La vigna più alta del mondo è in Tibet (Cina) a 3.563,31 metri sul s.l.m.

La vigna più alta del mondo è in Tibet (Cina) a 3.563,31 metri sul s.l.m.

di Pietro Stara

O la vite cresce un po’ dove le pare a patto che si trovi a suo agio, oppure i cambiamenti climatici sono di tale portata che possiamo solo intravedere ciò che capiterà di qui a breve. Oppure le biotecnologie permettono tali e tante mutazioni genetiche che presto potrò recuperare una folta chioma, oppure tutte e tre. Tant’è che, il 27 settembre 2018, il Guinness World Records ha riconosciuto un nuovo record assoluto: a 3.563,31 metri sul livello del mare, il ‘Pure Land & Super-high altitude vineyard’ a Cai Na Xiang, Qushui County of Lhasa, Tibet, è il vigneto più alto del mondo. Con un “leggero” balzo in avanti è stato superato persino l’altissimo vigneto, a circa a 3.111 metri sul livello del mare, situato nella regione Argentina del Salta. (Decanter.com)

A questo vi è da aggiungere che la regione in questione gode di un clima monsonico, tipico degli altopiani semiaridi, con medie annue di 3.000 ore di sole, 150 giorni senza neve e 441,9 millimetri di precipitazioni, comprese le frequenti inondazioni, frane, siccità e tempeste di sabbia.
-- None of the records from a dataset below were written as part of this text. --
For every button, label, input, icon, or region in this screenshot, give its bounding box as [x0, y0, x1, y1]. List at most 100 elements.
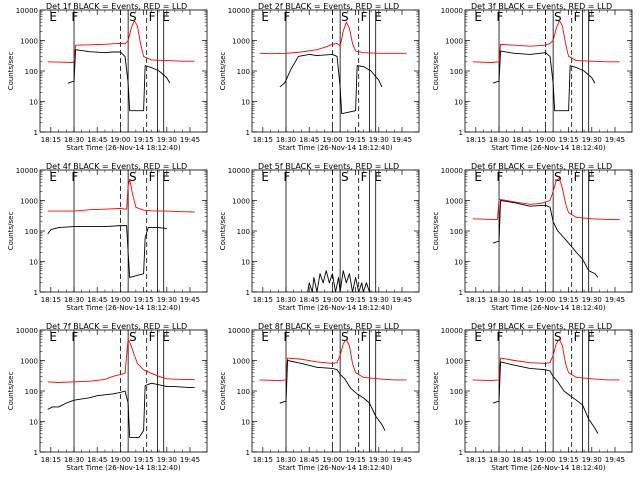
- y-axis-label: Counts/sec: [7, 372, 15, 411]
- plot-frame: [39, 169, 208, 293]
- y-axis-label: Counts/sec: [219, 52, 227, 91]
- detector-panel-4: Det 4f BLACK = Events, RED = LLD 1 10 100 10…: [7, 162, 208, 312]
- region-letter: E: [474, 10, 482, 24]
- x-tick-label: 19:45: [392, 456, 412, 464]
- lld-series-line: [47, 20, 195, 63]
- x-tick-label: 19:30: [369, 296, 389, 304]
- y-tick-label: 1000: [232, 198, 250, 206]
- region-letter: S: [554, 10, 562, 24]
- events-series-line: [307, 270, 372, 292]
- x-tick-label: 19:45: [180, 456, 200, 464]
- x-tick-label: 18:45: [512, 456, 532, 464]
- y-tick-label: 100: [450, 228, 463, 236]
- plot-data: [307, 270, 372, 292]
- events-series-line: [492, 50, 596, 112]
- panel-title: Det 9f BLACK = Events, RED = LLD: [471, 322, 612, 331]
- x-tick-label: 18:30: [276, 136, 296, 144]
- y-tick-label: 10000: [228, 7, 250, 15]
- lld-series-line: [259, 21, 407, 55]
- events-series-line: [492, 361, 599, 434]
- y-tick-label: 10000: [16, 167, 38, 175]
- plot-data: [472, 177, 620, 278]
- y-tick-label: 100: [25, 388, 38, 396]
- plot-frame: [251, 329, 420, 453]
- events-series-line: [47, 225, 167, 278]
- y-tick-label: 10: [29, 259, 38, 267]
- x-tick-label: 18:45: [87, 456, 107, 464]
- region-letter: F: [283, 330, 290, 344]
- y-tick-label: 1: [246, 449, 250, 457]
- y-tick-label: 1000: [445, 198, 463, 206]
- x-tick-label: 18:45: [299, 136, 319, 144]
- y-tick-label: 10: [241, 99, 250, 107]
- lld-series-line: [47, 338, 195, 383]
- x-tick-label: 19:00: [110, 456, 130, 464]
- plot-frame: [251, 169, 420, 293]
- x-tick-label: 19:30: [582, 296, 602, 304]
- plot-data: [47, 20, 195, 112]
- region-letter: E: [162, 330, 170, 344]
- panel-title: Det 3f BLACK = Events, RED = LLD: [471, 2, 612, 11]
- events-series-line: [47, 382, 195, 438]
- x-tick-label: 19:15: [346, 456, 366, 464]
- lld-series-line: [472, 338, 620, 382]
- region-letter: E: [162, 10, 170, 24]
- plot-data: [472, 338, 620, 434]
- y-axis-label: Counts/sec: [432, 52, 440, 91]
- plot-frame: [251, 9, 420, 133]
- lld-series-line: [472, 20, 620, 63]
- x-tick-label: 19:00: [535, 136, 555, 144]
- plot-frame: [464, 329, 633, 453]
- region-letter: S: [341, 10, 349, 24]
- x-tick-label: 19:45: [605, 136, 625, 144]
- y-axis-label: Counts/sec: [219, 372, 227, 411]
- plot-frame: [464, 169, 633, 293]
- y-tick-label: 1: [34, 129, 38, 137]
- x-tick-label: 18:15: [253, 296, 273, 304]
- region-letter: E: [374, 10, 382, 24]
- x-tick-label: 18:30: [489, 296, 509, 304]
- y-tick-label: 1000: [445, 38, 463, 46]
- x-tick-label: 19:00: [110, 296, 130, 304]
- panel-title: Det 2f BLACK = Events, RED = LLD: [258, 2, 399, 11]
- x-axis-label: Start Time (26-Nov-14 18:12:40): [491, 464, 605, 472]
- region-letter: F: [574, 10, 581, 24]
- y-tick-label: 1000: [20, 198, 38, 206]
- detector-panel-6: Det 6f BLACK = Events, RED = LLD 1 10 100 10…: [432, 162, 633, 312]
- region-letter: S: [341, 330, 349, 344]
- x-tick-label: 19:00: [110, 136, 130, 144]
- y-tick-label: 10000: [441, 327, 463, 335]
- x-tick-label: 19:30: [369, 456, 389, 464]
- x-tick-label: 18:30: [489, 136, 509, 144]
- y-tick-label: 1: [246, 289, 250, 297]
- plot-frame: [464, 9, 633, 133]
- x-tick-label: 18:30: [64, 296, 84, 304]
- x-tick-label: 19:15: [559, 296, 579, 304]
- x-tick-label: 19:45: [392, 136, 412, 144]
- detector-panel-8: Det 8f BLACK = Events, RED = LLD 1 10 100 10…: [219, 322, 420, 472]
- plot-data: [47, 178, 195, 278]
- x-tick-label: 18:45: [87, 296, 107, 304]
- detector-panel-9: Det 9f BLACK = Events, RED = LLD 1 10 100 10…: [432, 322, 633, 472]
- detector-panel-5: Det 5f BLACK = Events, RED = LLD 1 10 100 10…: [219, 162, 420, 312]
- region-letter: F: [496, 10, 503, 24]
- x-tick-label: 19:45: [180, 136, 200, 144]
- region-letter: E: [261, 170, 269, 184]
- x-tick-label: 19:00: [535, 456, 555, 464]
- x-tick-label: 18:30: [64, 136, 84, 144]
- x-tick-label: 19:45: [605, 456, 625, 464]
- y-tick-label: 10: [29, 419, 38, 427]
- x-tick-label: 19:30: [582, 456, 602, 464]
- x-axis-label: Start Time (26-Nov-14 18:12:40): [66, 304, 180, 312]
- x-tick-label: 19:15: [346, 136, 366, 144]
- x-tick-label: 18:30: [276, 456, 296, 464]
- x-axis-label: Start Time (26-Nov-14 18:12:40): [66, 464, 180, 472]
- x-axis-label: Start Time (26-Nov-14 18:12:40): [278, 464, 392, 472]
- y-axis-label: Counts/sec: [219, 212, 227, 251]
- region-letter: F: [71, 330, 78, 344]
- region-letter: E: [474, 170, 482, 184]
- y-axis-label: Counts/sec: [7, 212, 15, 251]
- region-letter: E: [49, 330, 57, 344]
- x-tick-label: 19:15: [134, 456, 154, 464]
Per il resto non è malaccio.

Nel vigneto tibetano, di 66,7 ettari, sono piantate circa 11 varietà di uve tra cui il vidal, il muscat e una varietà adatta a produrre icewine chiamata bei bing hong, secondo le informazioni fornite dall’azienda responsabile delle coltivazioni: la Rong Shun Biotechnology Development Ltd. Ho cercato una home dell’azienda – ma ho trovato Rong Shen, e non Shun, come riportato ovunque –  e ho potuto notare che si occupa della trasformazione di prodotti grezzi di alta qualità ampiamente utilizzati nei cibi, nei prodotti per la cosmetica, per il benessere, nel settore farmaceutico e altro. Questo ci riporta al punto di partenza: la vite in effetti cresce un po’ dove le pare, ma anche le biotecnologie fanno miracoli. Quindi non vedo l’ora di pettinarmi i riccioli.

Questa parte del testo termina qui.